SALT LAKE CITY – It’s official. Gonzaga is now the most hated team in America.
But the referees who missed the goaltending call are a close second.
One or both of those lineups ended Northwestern’s season on Saturday – Wildcats coach Chris Collins’ vote has been tallied – and the NCAA Tournament will have to go on without … well, what? Charm?
Maybe. Prince Charming, certainly.
Go ahead and tug on Superman’s cape, but don’t throw mud on Cinderella’s gown – especially when you made your bones being America’s scrappy underdog. Now, public sentiment has long since turned against Gonzaga for apparently not knowing its place and shrinking back into mediocre mid-majordom. But being responsible for the exit of the spunky brainiacs from Chicago in their first appearance in the 79-year history of the tournament?
That’s unforgivable. And to get some help from bumbling zebras? Even worse.
No, apparently even worse is enjoying it.
Not long after the Bulldogs survived 79-73 to move into the Sweet 16 for a third straight year, ESPN’s answer to Miss Manners, Jay Williams, tweeted out a video of their locker room celebration and snarked, “Did Gonzaga just win the championship or a 2nd rd game vs an 8 seed?”
To which Gonzaga center Przemek Karnowski answered, “So now we can’t celebrate the win? We will be criticized for enjoying ourselves? Smh.”
Give Shem another rejection in the stats.
Possibly all of this has reeled completely out of hand. The Zags are good, no matter where their tournament trail ends and no matter if their successes are flawed. The Wildcats were as tough and inspiring and lovable as hyped and will be back. The refs – Chris Rastatter, Jeff Clark and Brent Hampton – blew it (their NCAA bosses said so) and were bad besides. The principals should get to rejoice and rant to their satisfaction. Jay Williams should – and did – apologize, like the Guardian before him.
And, yes, the Zags need some poise practice.
“We have some work to do,” said guard Jordan Mathews.
The 22-point Gonzaga lead that got hacked down to five – and should have been three, had the arm Zach Collins snaked through the cylinder to block a layup by the Wildcats’ Dererk Pardon been detected – is evidence of that, fueled by 11 second-half turnovers, another sheaf of missed free throws and a goodly number of defensive breakdowns.
For a team that made it look so easy all season – as the Bulldogs guards, especially, did in the first half – they certainly have developed a knack of making it hard.
“We’ve got to do a better job of keeping the lead and keeping them down when they’re down,” said guard Josh Perkins. “You give a team some life and they start to believe – and belief takes you a long way.”
But it’s a two-way street.
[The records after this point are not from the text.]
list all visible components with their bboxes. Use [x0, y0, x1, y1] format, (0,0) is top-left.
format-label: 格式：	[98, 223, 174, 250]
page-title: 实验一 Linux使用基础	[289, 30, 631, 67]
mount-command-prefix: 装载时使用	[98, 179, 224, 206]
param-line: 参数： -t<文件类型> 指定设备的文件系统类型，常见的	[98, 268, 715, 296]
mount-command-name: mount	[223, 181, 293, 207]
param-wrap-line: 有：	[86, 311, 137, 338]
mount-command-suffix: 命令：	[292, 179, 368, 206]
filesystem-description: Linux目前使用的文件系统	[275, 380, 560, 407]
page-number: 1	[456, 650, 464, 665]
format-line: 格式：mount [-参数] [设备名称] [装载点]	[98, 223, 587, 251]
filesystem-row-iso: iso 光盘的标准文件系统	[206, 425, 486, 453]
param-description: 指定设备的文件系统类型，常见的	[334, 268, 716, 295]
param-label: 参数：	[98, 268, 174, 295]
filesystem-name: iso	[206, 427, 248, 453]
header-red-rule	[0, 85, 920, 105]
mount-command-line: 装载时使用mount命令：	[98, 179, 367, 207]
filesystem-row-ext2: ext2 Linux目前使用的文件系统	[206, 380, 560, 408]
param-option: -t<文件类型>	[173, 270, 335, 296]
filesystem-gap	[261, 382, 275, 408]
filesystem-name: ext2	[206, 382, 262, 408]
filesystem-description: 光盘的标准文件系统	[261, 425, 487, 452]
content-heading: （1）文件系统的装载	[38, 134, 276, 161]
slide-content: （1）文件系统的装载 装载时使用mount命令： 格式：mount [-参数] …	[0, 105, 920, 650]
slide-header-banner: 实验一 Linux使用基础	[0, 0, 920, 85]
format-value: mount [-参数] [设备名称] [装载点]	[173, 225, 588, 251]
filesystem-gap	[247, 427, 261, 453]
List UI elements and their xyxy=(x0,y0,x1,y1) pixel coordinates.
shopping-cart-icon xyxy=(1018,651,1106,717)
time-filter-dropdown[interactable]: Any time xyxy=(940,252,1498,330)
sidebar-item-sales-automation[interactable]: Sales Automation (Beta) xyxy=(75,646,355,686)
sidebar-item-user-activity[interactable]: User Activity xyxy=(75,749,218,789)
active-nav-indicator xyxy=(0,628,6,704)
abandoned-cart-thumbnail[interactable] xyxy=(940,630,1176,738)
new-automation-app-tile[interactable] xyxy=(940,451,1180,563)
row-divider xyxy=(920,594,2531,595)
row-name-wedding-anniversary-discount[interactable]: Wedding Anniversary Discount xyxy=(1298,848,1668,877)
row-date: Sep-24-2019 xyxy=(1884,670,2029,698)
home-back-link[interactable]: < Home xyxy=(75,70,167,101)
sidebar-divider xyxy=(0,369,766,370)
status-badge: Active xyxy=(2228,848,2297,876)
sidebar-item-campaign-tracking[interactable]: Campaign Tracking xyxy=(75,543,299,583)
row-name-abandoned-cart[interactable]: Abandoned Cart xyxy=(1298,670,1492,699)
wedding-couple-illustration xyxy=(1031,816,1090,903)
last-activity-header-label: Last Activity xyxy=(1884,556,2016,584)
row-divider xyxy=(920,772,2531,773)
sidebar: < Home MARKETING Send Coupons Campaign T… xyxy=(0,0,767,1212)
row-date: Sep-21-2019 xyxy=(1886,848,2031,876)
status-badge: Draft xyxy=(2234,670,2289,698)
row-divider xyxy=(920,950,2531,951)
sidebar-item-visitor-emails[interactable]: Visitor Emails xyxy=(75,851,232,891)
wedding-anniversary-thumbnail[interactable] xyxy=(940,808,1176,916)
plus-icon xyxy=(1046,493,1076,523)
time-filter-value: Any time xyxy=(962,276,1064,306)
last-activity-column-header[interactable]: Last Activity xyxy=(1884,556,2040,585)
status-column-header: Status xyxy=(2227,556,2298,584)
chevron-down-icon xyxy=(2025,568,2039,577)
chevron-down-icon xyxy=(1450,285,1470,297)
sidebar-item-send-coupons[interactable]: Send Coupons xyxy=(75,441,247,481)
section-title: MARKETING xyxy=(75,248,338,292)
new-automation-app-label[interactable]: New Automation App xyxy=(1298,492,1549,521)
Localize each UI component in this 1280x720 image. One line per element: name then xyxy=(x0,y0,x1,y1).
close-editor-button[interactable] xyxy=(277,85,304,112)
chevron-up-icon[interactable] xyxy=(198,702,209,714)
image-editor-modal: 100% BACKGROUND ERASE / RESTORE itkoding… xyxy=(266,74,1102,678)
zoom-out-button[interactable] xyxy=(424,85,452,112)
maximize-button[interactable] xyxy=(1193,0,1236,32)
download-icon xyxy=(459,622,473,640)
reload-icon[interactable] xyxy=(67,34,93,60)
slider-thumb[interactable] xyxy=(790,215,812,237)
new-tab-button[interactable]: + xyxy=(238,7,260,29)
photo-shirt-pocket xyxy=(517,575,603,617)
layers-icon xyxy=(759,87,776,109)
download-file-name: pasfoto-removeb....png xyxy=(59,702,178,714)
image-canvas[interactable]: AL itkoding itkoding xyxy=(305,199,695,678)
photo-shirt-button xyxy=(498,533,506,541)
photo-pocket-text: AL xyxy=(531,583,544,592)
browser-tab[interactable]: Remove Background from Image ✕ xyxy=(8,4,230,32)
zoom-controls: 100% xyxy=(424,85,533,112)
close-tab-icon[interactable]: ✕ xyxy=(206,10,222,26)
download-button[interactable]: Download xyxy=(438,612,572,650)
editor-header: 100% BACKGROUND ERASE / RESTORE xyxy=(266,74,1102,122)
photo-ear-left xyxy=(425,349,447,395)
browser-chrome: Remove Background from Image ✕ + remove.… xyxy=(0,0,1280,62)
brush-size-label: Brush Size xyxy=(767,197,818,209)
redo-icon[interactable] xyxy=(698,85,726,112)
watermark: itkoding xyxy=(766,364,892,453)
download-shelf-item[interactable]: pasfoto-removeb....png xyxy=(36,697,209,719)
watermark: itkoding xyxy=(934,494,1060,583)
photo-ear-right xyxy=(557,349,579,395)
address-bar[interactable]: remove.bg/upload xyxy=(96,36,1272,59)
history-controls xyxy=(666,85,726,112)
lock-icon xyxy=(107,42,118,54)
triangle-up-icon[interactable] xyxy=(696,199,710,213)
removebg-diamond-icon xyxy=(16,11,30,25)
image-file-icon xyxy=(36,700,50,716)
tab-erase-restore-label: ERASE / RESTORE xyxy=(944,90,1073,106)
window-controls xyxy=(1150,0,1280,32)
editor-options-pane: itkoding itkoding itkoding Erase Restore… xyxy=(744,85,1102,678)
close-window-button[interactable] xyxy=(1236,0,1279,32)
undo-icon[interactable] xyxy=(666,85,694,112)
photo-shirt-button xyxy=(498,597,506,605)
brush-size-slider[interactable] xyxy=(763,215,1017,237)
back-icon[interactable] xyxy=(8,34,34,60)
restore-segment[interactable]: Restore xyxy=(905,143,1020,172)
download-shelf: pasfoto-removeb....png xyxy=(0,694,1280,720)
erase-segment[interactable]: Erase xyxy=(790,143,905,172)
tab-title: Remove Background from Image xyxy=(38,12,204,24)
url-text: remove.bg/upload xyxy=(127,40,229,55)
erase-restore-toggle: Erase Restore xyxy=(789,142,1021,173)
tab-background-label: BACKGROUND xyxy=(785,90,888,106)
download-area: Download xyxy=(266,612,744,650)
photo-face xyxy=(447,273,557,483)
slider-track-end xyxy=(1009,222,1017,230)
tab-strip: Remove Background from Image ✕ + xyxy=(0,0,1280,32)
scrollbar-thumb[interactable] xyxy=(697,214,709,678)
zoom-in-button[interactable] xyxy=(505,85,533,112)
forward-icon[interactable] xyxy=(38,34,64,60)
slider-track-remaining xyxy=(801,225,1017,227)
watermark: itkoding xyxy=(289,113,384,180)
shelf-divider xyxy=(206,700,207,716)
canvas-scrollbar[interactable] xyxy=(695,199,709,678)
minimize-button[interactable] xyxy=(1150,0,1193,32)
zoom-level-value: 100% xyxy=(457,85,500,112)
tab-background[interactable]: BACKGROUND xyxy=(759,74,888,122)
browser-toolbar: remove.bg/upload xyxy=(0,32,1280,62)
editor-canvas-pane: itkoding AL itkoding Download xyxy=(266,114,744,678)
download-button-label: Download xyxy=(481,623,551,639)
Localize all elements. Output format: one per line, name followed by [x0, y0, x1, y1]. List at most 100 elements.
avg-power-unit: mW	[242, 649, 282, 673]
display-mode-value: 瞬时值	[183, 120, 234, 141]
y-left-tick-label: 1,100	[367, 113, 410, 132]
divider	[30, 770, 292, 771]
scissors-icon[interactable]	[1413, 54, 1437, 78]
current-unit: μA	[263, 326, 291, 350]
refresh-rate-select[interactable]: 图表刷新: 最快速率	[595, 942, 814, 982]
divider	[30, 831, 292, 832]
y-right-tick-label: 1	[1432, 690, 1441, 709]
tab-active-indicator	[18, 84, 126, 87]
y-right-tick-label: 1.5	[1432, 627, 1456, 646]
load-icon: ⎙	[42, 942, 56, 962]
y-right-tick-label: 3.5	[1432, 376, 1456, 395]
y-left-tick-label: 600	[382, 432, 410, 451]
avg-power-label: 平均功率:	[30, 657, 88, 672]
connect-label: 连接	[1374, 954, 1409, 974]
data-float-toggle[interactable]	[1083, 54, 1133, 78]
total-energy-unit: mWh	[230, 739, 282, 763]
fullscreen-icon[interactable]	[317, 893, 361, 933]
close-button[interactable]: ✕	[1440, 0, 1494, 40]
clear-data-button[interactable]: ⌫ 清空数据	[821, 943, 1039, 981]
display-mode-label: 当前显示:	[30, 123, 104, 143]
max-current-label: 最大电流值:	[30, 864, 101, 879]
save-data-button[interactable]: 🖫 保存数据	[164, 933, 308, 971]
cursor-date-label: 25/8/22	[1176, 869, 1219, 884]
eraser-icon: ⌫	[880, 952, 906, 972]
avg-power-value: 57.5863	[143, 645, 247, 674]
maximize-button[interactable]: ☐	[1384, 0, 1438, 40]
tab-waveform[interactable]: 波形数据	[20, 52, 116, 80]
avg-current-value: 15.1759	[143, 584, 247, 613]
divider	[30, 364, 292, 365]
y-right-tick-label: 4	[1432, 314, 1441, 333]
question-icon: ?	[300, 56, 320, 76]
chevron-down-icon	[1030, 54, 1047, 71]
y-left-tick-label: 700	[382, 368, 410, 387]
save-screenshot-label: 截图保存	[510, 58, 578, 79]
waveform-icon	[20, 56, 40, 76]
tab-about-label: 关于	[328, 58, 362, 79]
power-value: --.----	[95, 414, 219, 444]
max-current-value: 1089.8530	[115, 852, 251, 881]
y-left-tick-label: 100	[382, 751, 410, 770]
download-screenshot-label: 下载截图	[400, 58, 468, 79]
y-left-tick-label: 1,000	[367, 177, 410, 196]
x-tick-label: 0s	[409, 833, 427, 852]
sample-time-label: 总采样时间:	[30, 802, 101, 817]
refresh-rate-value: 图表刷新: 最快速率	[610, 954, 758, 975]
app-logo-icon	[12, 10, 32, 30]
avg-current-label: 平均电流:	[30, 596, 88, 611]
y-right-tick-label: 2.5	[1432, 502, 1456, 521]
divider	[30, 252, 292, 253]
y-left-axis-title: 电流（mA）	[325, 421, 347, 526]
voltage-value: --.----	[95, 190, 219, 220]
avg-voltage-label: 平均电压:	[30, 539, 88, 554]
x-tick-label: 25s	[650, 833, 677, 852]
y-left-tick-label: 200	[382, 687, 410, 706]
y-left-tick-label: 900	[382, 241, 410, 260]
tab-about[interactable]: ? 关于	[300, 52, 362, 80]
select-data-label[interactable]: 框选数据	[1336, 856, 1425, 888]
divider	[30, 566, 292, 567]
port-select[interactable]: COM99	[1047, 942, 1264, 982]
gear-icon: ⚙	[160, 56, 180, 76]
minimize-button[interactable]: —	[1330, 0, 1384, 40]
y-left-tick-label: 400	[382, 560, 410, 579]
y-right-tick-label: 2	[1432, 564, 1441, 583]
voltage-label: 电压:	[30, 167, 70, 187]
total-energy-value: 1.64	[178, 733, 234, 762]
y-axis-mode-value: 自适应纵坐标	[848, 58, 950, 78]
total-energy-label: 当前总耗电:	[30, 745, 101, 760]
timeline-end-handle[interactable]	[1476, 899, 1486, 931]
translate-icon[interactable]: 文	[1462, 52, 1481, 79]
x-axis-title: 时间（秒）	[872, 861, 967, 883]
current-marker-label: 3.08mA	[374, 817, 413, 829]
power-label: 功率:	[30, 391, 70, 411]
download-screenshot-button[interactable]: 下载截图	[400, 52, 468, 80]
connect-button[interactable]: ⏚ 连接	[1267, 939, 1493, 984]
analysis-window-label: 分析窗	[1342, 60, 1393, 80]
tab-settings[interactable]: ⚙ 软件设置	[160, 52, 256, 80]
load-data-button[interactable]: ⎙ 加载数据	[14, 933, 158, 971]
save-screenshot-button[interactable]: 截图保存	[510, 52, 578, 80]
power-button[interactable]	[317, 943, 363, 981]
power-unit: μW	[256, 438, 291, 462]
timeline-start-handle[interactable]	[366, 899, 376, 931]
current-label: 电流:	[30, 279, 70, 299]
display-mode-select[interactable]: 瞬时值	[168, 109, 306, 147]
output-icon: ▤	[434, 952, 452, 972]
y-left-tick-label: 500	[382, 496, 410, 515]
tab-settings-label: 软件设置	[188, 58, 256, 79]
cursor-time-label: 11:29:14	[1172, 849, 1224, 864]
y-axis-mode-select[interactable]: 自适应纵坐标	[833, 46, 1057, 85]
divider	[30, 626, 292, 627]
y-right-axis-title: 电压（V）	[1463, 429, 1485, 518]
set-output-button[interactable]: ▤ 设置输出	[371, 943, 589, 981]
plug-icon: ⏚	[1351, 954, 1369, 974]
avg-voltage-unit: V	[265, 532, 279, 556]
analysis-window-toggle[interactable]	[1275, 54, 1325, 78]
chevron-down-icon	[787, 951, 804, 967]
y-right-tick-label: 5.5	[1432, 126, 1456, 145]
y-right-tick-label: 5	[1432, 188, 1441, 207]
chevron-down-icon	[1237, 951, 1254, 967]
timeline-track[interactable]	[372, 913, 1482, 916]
The Bulldogs believe, too.
Mostly, in their eight-man rotation, they believe they have a tool for any job, and on this afternoon it happened to be their two freshmen, Collins and Killian Tillie, who came up big – playing the final six harrowing minutes and scoring 10 of GU’s final 12 points in a game in which Karnowski and Johnathan Williams struggled.
Surely, the why-don’t-they-play-more chorus is already in full throat.
“We trust those guys,” said assistant Tommy Lloyd. “It’s hard for people to understand, but these are tough choices to make. All four have great things they bring, but what makes it so good – what makes it work – is the combination of them.”
In the end, the missed goaltend and Chris Collins’ technical for storming the floor are just more briquettes for the national barbecue of the Zags. And a bitter taste for the Wildcats.
“I appreciate the apology,” he said of the NCAA statement. “I feel great.”
But Few pointed out that while that was significant, so were a few of the Zags’ answers – a nervy drive by Mathews and Collins’ post up that gave them a brief 10-point lead, and especially Mathews’ deflection that led to a runout, Silas Melson’s alley-oop pass and Tillie’s jam in the last 100 seconds.
And Collins wasn’t all vinegar.
“They’re good enough to get there,” he said, responding to the Zags-to-the-Final-Four question. “They have all the components to do it.”
That was true for several teams in the original bracket. One of them – Gonzaga’s fellow No. 1 seed and defending champ Villanova – went down on Saturday to another No. 8, Wisconsin.
“You want to play well,” said Lloyd. “But the most important thing is to still be playing.”
And so they are – off to San Jose and a perilous date with West Virginia ahead, and with Few’s 500th coaching victory getting them there.
“It sounds like I’m getting old,”he said.
And sometimes even the wins accelerate the process.